It’s a foregone conclusion, isn’t it?
Jimmie Johnson will win one of the next 19 NASCAR Sprint Cup Series races — guaranteed. Right?
Since the Chase for the NASCAR Sprint Cup was instituted in 2004, Johnson is the only driver to qualify for each of the 10 playoffs that have determined the champion of NASCAR’s foremost series.
Not once in his 12 previous full years in Sprint Cup racing has Johnson gone more than 12 races into a season without winning. If he doesn’t get a victory in Saturday night’s Bojangles’ Southern 500 at Darlington Raceway, it will be only the second time in the Chase era he has failed to win before the ninth event of a season.
With that in mind, Johnson is right to stay the course, to approach this year with the same methodical excellence that has carried him to 66 victories and six championships — right?
Yes, we have a new system for qualifying for the Chase and determining a champion, but No. 48 team’s old approach should still work — shouldn’t it?
Johnson is convinced it will.
“I haven’t felt any pressure with the new format yet,” Johnson said Friday, three days before the rain-delayed Duck Commander 500 at Texas Motor Speedway was finally run.
“Maybe I’m naive or stupid or something else, but the season takes on so many different changes, and I feel like we’ve had a few looks here recently at a victory, and I feel like it’s coming and hope that it’s coming soon, so that I don’t have to answer the question.”
Johnson’s approach this year hasn’t changed with a championship format that has shifted the balance much more heavily toward winning races and less toward accumulating points.
“Our goal has been to run in the top five,” Johnson explained. “And we’ve felt like, if you run in the top five, you’ll have opportunities to win races. I’ve been able to win 66 races that way — and six championships.
“So, I don’t feel like I need to change my viewpoint on winning races and trying to transfer into the Chase. If there’s a race or two to go, and I don’t have a victory, it’s definitely going to change my opinion then.
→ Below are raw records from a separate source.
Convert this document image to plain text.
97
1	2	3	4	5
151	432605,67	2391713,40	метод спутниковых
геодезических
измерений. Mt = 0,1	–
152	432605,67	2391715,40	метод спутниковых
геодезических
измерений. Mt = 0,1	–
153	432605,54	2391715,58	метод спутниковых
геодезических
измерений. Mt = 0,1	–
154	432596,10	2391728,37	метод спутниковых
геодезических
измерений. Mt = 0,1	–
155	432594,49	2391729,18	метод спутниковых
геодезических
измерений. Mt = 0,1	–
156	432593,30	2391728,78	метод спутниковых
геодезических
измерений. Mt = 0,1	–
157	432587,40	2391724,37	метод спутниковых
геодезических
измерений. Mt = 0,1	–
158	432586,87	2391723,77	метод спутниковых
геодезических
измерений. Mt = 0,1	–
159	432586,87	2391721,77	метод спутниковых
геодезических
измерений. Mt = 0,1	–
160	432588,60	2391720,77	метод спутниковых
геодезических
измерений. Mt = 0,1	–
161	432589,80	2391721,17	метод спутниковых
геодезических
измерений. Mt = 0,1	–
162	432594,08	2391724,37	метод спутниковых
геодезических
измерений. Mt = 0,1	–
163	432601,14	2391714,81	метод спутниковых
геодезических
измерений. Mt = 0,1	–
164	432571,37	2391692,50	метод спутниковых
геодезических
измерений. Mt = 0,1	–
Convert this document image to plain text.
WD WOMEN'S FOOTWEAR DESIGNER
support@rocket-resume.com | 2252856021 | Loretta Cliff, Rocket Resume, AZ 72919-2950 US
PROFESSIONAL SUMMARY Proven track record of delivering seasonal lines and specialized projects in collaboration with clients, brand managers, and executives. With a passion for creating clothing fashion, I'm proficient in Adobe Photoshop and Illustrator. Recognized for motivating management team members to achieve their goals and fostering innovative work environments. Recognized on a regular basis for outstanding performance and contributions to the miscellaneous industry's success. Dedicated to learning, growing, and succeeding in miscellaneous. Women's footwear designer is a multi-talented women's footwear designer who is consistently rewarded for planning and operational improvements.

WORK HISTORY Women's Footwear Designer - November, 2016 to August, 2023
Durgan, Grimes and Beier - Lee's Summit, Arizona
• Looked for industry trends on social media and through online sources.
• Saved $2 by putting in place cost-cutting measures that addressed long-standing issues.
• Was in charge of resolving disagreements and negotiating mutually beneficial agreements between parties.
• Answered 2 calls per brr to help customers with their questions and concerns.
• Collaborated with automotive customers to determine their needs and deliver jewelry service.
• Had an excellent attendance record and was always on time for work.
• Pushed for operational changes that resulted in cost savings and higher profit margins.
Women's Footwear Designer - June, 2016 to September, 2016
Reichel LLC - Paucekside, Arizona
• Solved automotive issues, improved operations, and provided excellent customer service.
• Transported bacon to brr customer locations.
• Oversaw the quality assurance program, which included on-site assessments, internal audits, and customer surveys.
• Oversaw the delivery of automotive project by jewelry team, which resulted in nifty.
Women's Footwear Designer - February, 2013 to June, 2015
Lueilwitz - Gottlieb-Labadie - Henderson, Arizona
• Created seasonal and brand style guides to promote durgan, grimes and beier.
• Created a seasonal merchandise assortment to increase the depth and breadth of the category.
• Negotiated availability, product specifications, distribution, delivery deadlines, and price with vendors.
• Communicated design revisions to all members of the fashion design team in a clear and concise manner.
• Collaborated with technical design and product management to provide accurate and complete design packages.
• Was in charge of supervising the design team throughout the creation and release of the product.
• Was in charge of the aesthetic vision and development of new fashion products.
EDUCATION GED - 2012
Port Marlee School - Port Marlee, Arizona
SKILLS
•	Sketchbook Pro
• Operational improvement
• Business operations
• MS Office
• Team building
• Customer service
But I’ve built so much over the last 13 years with a certain mind-set that myself and the team, we’re just not in the position to change that mind-set yet.”
Three days later came another Sprint Cup race. Three days later came another problem for Johnson and the No. 48 team.
Johnson started 16th at Texas, in the outside lane, and after the race went green, he fell behind Hendrick Motorsports teammate Dale Earnhardt Jr., who qualified 19th. As he roared through the tri-oval for the first time at speed, the left tires of Earnhardt’s clipped the soggy infield grass.
What happened in the next microsecond ruined the race for Johnson.
“When Junior went through the grass, it kicked up all this debris and mud,” Johnson said. “It ripped the windshield and ripped the left front.”
Johnson came to pit road repeatedly under caution, and his crew worked feverishly to remove the debris from the grille of the No. 48 Chevrolet. The problem appeared manageable — before Johnson cut a tire later in the race and lost three laps on pit road. He finished 25th and dropped to seventh in the series standings, 31 points behind leader Jeff Gordon.
“It was a day of bad luck,” Johnson said. “We had a fast race car, so there was a little (silver) lining in it, but it was a terrible finish.”
As Johnson is learning this season, bad luck sometimes matters a lot more than fast cars. On March 23, he had a win in the bag at Fontana, Calif., until he blew a tire with seven laps left. He led 296 laps at Martinsville a week later, but Kurt Busch passed him for the victory with 10 laps to go.
Nevertheless, Johnson is wise to be confident. It would be unreasonable to think a driver who wins races at a clip better than once in every seven starts could be shut out for the first 26 races of a season.
But, at some point, Johnson’s streak of making Chases will end. At some point, his winning percentage will decline, as it has for every other driver with significant tenure in the sport.
But it won’t be this year — will it?